Senator for Yukon
- In office 1975–1999
- Appointed by: Pierre Trudeau
- Succeeded by: Ione Christensen

Mayor of Whitehorse
- In office 1974–1976
- Preceded by: Bert Wybrew
- Succeeded by: Ione Christensen

Personal details
- Born: July 29, 1930 LaSalle, Ontario, Canada
- Died: July 23, 1999 (aged 68) Penticton, British Columbia, Canada

= Paul Lucier =

Canadian businessman and politician

Paul Lucier (July 29, 1930 - July 23, 1999) was a Canadian businessman and Senator.

Born in LaSalle, Ontario, the son of Adolph Lucier and Claire Laframboise, he was appointed by Pierre Trudeau the first Senator representing the senatorial division of Yukon in 1975. Sitting as a Liberal, he served until his death in 1999.

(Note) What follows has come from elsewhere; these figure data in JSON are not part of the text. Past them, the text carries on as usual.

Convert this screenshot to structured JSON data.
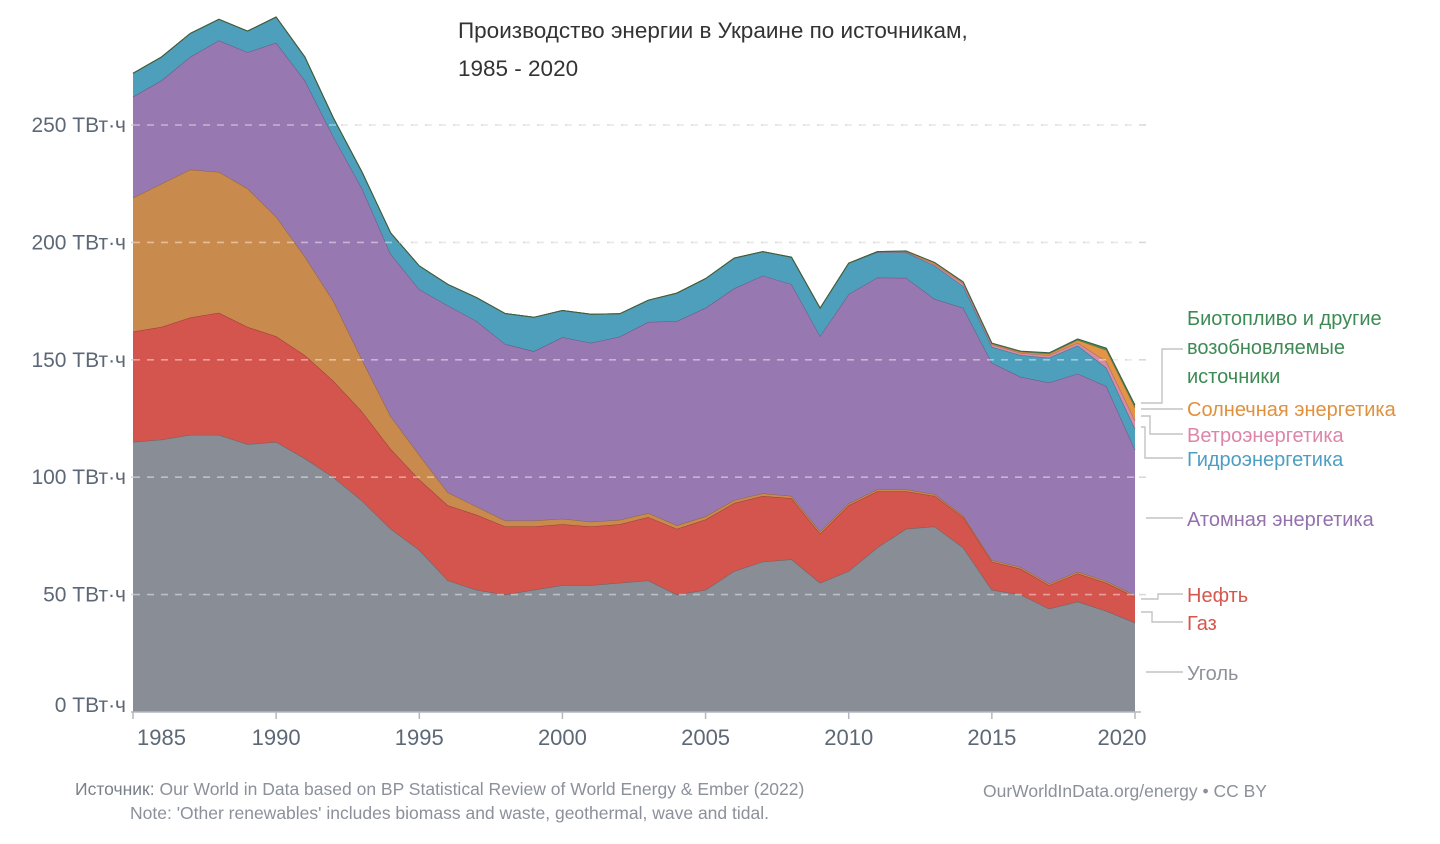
{
  "title": {
    "line1": "Производство энергии в Украине по источникам,",
    "line2": "1985 - 2020"
  },
  "legend": {
    "biofuel": {
      "label": "Биотопливо и другие возобновляемые источники",
      "color": "#3d8a55"
    },
    "solar": {
      "label": "Солнечная энергетика",
      "color": "#e0913d"
    },
    "wind": {
      "label": "Ветроэнергетика",
      "color": "#dd85a8"
    },
    "hydro": {
      "label": "Гидроэнергетика",
      "color": "#4d9ec4"
    },
    "nuclear": {
      "label": "Атомная энергетика",
      "color": "#9471ae"
    },
    "oil": {
      "label": "Нефть",
      "color": "#d5574e"
    },
    "gas": {
      "label": "Газ",
      "color": "#d5564d"
    },
    "coal": {
      "label": "Уголь",
      "color": "#8e929a"
    }
  },
  "footer": {
    "source_label": "Источник:",
    "source_text": "Our World in Data based on BP Statistical Review of World Energy & Ember (2022)",
    "note_text": "Note: 'Other renewables' includes biomass and waste, geothermal, wave and tidal.",
    "site_credit": "OurWorldInData.org/energy • CC BY"
  },
  "chart_data": {
    "type": "area",
    "stacked": true,
    "title": "Производство энергии в Украине по источникам, 1985 - 2020",
    "unit": "ТВт·ч",
    "ylabel": "ТВт·ч",
    "xlabel": "",
    "ylim": [
      0,
      300
    ],
    "grid": "dashed horizontal",
    "legend_position": "right",
    "y_ticks": [
      0,
      50,
      100,
      150,
      200,
      250
    ],
    "y_tick_unit": "ТВт·ч",
    "x_tick_labels": [
      1985,
      1990,
      1995,
      2000,
      2005,
      2010,
      2015,
      2020
    ],
    "x": [
      1985,
      1986,
      1987,
      1988,
      1989,
      1990,
      1991,
      1992,
      1993,
      1994,
      1995,
      1996,
      1997,
      1998,
      1999,
      2000,
      2001,
      2002,
      2003,
      2004,
      2005,
      2006,
      2007,
      2008,
      2009,
      2010,
      2011,
      2012,
      2013,
      2014,
      2015,
      2016,
      2017,
      2018,
      2019,
      2020
    ],
    "series": [
      {
        "key": "coal",
        "name": "Уголь",
        "color": "#898d95",
        "values": [
          115,
          116,
          118,
          118,
          114,
          115,
          108,
          100,
          90,
          78,
          69,
          56,
          52,
          50,
          52,
          54,
          54,
          55,
          56,
          50,
          52,
          60,
          64,
          65,
          55,
          60,
          70,
          78,
          79,
          70,
          52,
          50,
          44,
          47,
          43,
          38
        ]
      },
      {
        "key": "gas",
        "name": "Газ",
        "color": "#d4544e",
        "values": [
          47,
          48,
          50,
          52,
          50,
          45,
          44,
          41,
          38,
          34,
          30,
          32,
          32,
          29,
          27,
          26,
          25,
          25,
          27,
          28,
          30,
          29,
          28,
          26,
          21,
          28,
          24,
          16,
          13,
          13,
          12,
          11,
          10,
          12,
          12,
          11
        ]
      },
      {
        "key": "oil",
        "name": "Нефть",
        "color": "#c98a4e",
        "values": [
          57,
          61,
          63,
          60,
          59,
          51,
          42,
          34,
          22,
          14,
          10.5,
          5.5,
          3.5,
          2.5,
          2.5,
          2.3,
          2,
          1.8,
          1.7,
          1.5,
          1.3,
          1.2,
          1.1,
          1,
          0.9,
          0.8,
          0.8,
          0.8,
          0.7,
          0.7,
          0.7,
          0.7,
          0.7,
          0.7,
          0.7,
          0.7
        ]
      },
      {
        "key": "nuclear",
        "name": "Атомная энергетика",
        "color": "#9878b0",
        "values": [
          43,
          44,
          48,
          56,
          58,
          74,
          75,
          70,
          73,
          69,
          70.5,
          79.6,
          79,
          75.2,
          72.1,
          77.3,
          76.2,
          78.1,
          81.4,
          87,
          88.8,
          90.2,
          92.7,
          90.2,
          83.2,
          89.2,
          90.2,
          90.1,
          83.2,
          88.4,
          84,
          81,
          85.6,
          84.4,
          83,
          62
        ]
      },
      {
        "key": "hydro",
        "name": "Гидроэнергетика",
        "color": "#4d9fbb",
        "values": [
          10,
          10,
          10,
          9,
          9,
          11,
          10,
          8,
          7,
          9,
          10,
          9,
          10,
          13,
          14.5,
          11.4,
          12.2,
          9.7,
          9.3,
          11.9,
          12.5,
          12.9,
          10.3,
          11.5,
          11.9,
          13.1,
          10.8,
          10.8,
          14.2,
          9.3,
          6.8,
          9.3,
          10.6,
          12,
          7.9,
          9
        ]
      },
      {
        "key": "wind",
        "name": "Ветроэнергетика",
        "color": "#d88ba3",
        "values": [
          0,
          0,
          0,
          0,
          0,
          0,
          0,
          0,
          0,
          0,
          0,
          0,
          0,
          0,
          0,
          0,
          0,
          0,
          0,
          0,
          0,
          0,
          0,
          0,
          0,
          0.1,
          0.2,
          0.3,
          0.6,
          1.1,
          1.0,
          0.9,
          1.0,
          1.2,
          2.7,
          3.5
        ]
      },
      {
        "key": "solar",
        "name": "Солнечная энергетика",
        "color": "#e39544",
        "values": [
          0,
          0,
          0,
          0,
          0,
          0,
          0,
          0,
          0,
          0,
          0,
          0,
          0,
          0,
          0,
          0,
          0,
          0,
          0,
          0,
          0,
          0,
          0,
          0,
          0,
          0,
          0.1,
          0.3,
          0.6,
          0.5,
          0.4,
          0.5,
          0.7,
          1.1,
          4.8,
          5.5
        ]
      },
      {
        "key": "biofuel",
        "name": "Биотопливо и другие возобновляемые источники",
        "color": "#47885c",
        "values": [
          0,
          0,
          0,
          0,
          0,
          0,
          0,
          0,
          0,
          0,
          0,
          0,
          0,
          0,
          0,
          0,
          0,
          0,
          0,
          0,
          0,
          0,
          0,
          0,
          0,
          0,
          0,
          0.1,
          0.2,
          0.2,
          0.2,
          0.3,
          0.4,
          0.5,
          0.9,
          1.0
        ]
      }
    ]
  }
}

On arrival in the Yukon, he served as a deckhand on the SS Klondike, one of the few still operating river steamers. He later also served as a city councillor for Whitehorse City Council in Whitehorse, Yukon for several years, including serving as mayor in 1974–75.

Lucier was married to his wife, Grace, and had children Edward, Frances, and Tom. He died in Penticton, British Columbia in 1999.